Wednesday, December 10, 2008

Cold Days in Publishing

Brr. It's pretty cold today. I think I will have to bake some Christmas cookies this afternoon.

Those who follow publishing news may have heard about all the scary stuff happening in Book World and might have wondered how that will affect you or affect me (or you just may not care). The short answer is, I don't know, but I'm choosing to be optimistic.

I think some of this has even made it into the mainstream media, but in brief, the publishers really seem to be hurting these days. A lot of people who work at publishing companies have been let go/laid off. Imprints are being folded into each other (like many people care which branch of a publisher is named on the spine) and at least one publisher has said it's freezing acquisitions (but then they said they'd be willing to consider the right book, which sounds like business as usual). One of the major bookstore chains is in serious danger. It's a scary time.

For readers, I'm not sure what it means, but it could mean less variety and more celebrity-based books, since they'll want to go after sure things. I imagine there could be more backlist of big names reprinted instead of new books, again because of the sure thing angle and not wanting to take a risk. Series you've been following may stop abruptly if the publisher doesn't think the books are performing well enough. The books that do get published may not be as well edited because editors who were already stretched thin with more work to do than there was time in the day will be having to take on more work. I imagine they'll get even more doom-loop-focused as they desperately try to jump on trends. There might not be a lot of innovation because they'll be overly cautious -- but the publishers who succeed will be the ones willing to try something new and take risks. On the other hand, most of these cuts seem to be affecting non-fiction and literary fiction. Commercial and genre fiction seem to be plugging right along, and deals are still being made.

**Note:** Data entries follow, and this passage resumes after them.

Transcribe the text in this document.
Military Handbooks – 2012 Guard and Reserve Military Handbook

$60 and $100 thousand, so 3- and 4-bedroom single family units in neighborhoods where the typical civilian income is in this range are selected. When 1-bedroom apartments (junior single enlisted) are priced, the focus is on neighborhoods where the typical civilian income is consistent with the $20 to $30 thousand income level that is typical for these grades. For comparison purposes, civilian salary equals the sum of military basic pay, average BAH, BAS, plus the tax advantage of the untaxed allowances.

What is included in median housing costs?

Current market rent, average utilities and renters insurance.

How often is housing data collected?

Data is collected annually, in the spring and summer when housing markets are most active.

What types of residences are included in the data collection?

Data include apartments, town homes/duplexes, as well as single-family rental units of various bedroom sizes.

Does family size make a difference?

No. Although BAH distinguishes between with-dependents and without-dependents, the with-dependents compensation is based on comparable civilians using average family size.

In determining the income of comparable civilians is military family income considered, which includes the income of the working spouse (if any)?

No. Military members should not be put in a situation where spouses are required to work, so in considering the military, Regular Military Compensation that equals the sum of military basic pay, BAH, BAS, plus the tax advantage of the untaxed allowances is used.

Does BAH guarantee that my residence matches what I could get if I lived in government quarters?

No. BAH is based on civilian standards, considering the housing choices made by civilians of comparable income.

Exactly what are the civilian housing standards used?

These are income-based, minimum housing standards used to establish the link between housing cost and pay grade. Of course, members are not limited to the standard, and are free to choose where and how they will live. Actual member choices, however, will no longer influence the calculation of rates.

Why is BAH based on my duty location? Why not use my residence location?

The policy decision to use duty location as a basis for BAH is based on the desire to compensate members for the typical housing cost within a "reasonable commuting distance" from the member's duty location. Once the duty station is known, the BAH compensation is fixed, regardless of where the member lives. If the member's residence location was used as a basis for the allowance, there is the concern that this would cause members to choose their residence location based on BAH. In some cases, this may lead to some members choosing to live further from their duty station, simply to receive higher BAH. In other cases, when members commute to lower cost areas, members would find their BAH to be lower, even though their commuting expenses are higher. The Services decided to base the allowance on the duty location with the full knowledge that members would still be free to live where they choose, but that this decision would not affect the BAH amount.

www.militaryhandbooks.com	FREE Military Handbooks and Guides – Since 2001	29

For me, I think it could maybe end up being a good thing, after a while. After all the shakeups, there could be different people in decision-making positions (though I haven't yet heard that any of my roadblocks have hit the road -- that'll teach me to go with the cut-rate voodoo dolls). I've demonstrated that I have a loyal following, but I'm not at a very high advance level, so I'm a cost-effective author. Sales of my existing books have been pretty steady over the past few months, even during the supposedly very dark October. Since I don't currently have anything scheduled for publication, that means I won't have anything new on the shelves during the worst of the panic when it might not be shelved by a major chain, and the fact that the sales of the existing books are so steady means they'll likely stay in stock, as stores will want to stick to the tried-and-true. By the time I have another book out, I hope that the worst will have passed. I've already lost every editor I've worked on a book with, so the next thing I do will be with a new editor, no matter what, and that means I'm not directly affected by the bloodletting. Since Hollywood is actually doing pretty well, and since female-centered movies have performed well this year, it's possible that the movie version of Enchanted, Inc. might go forward, which would raise my profile as a writer.

On the other hand, I'm not currently under contract, and contracts may be harder to come by in the next few months to a year. Next year may be a lean one for me, but I have money in savings to cover my living expenses. All I can really do is keep writing and get as many things as possible out there while being careful about my spending to make my savings last as long as possible. I do think things will shake out within a year, and maybe they'll take this as an opportunity to look at some of the really dumb ways they've done business.

I know if I were running a publisher, I might take another look at some things that have been steady performers and see if I could find new ways to leverage them (like, say, repackaging a certain series that was sold as chick lit and doing a mass-market paperback edition to be shelved as fantasy). But then, what do I know about business? Then again, I have two years of operating capital and won't really have to change my business practices, which is more than you can say for the big publishers, so maybe they should listen to me. So far, no one has offered me a consulting gig.

The bright side of a really cold day? If I huddle under the electric blanket on the chaise to work, I'm much less likely to want to get up and wander around the house.

1 comment:

Carradee said...

When I worked in publishing--granted, as a proofreader (and copyeditor) of newsletters and calendars for living communities--my formatter boss said something to me that really explained everything:

"You're still expecting business to make sense."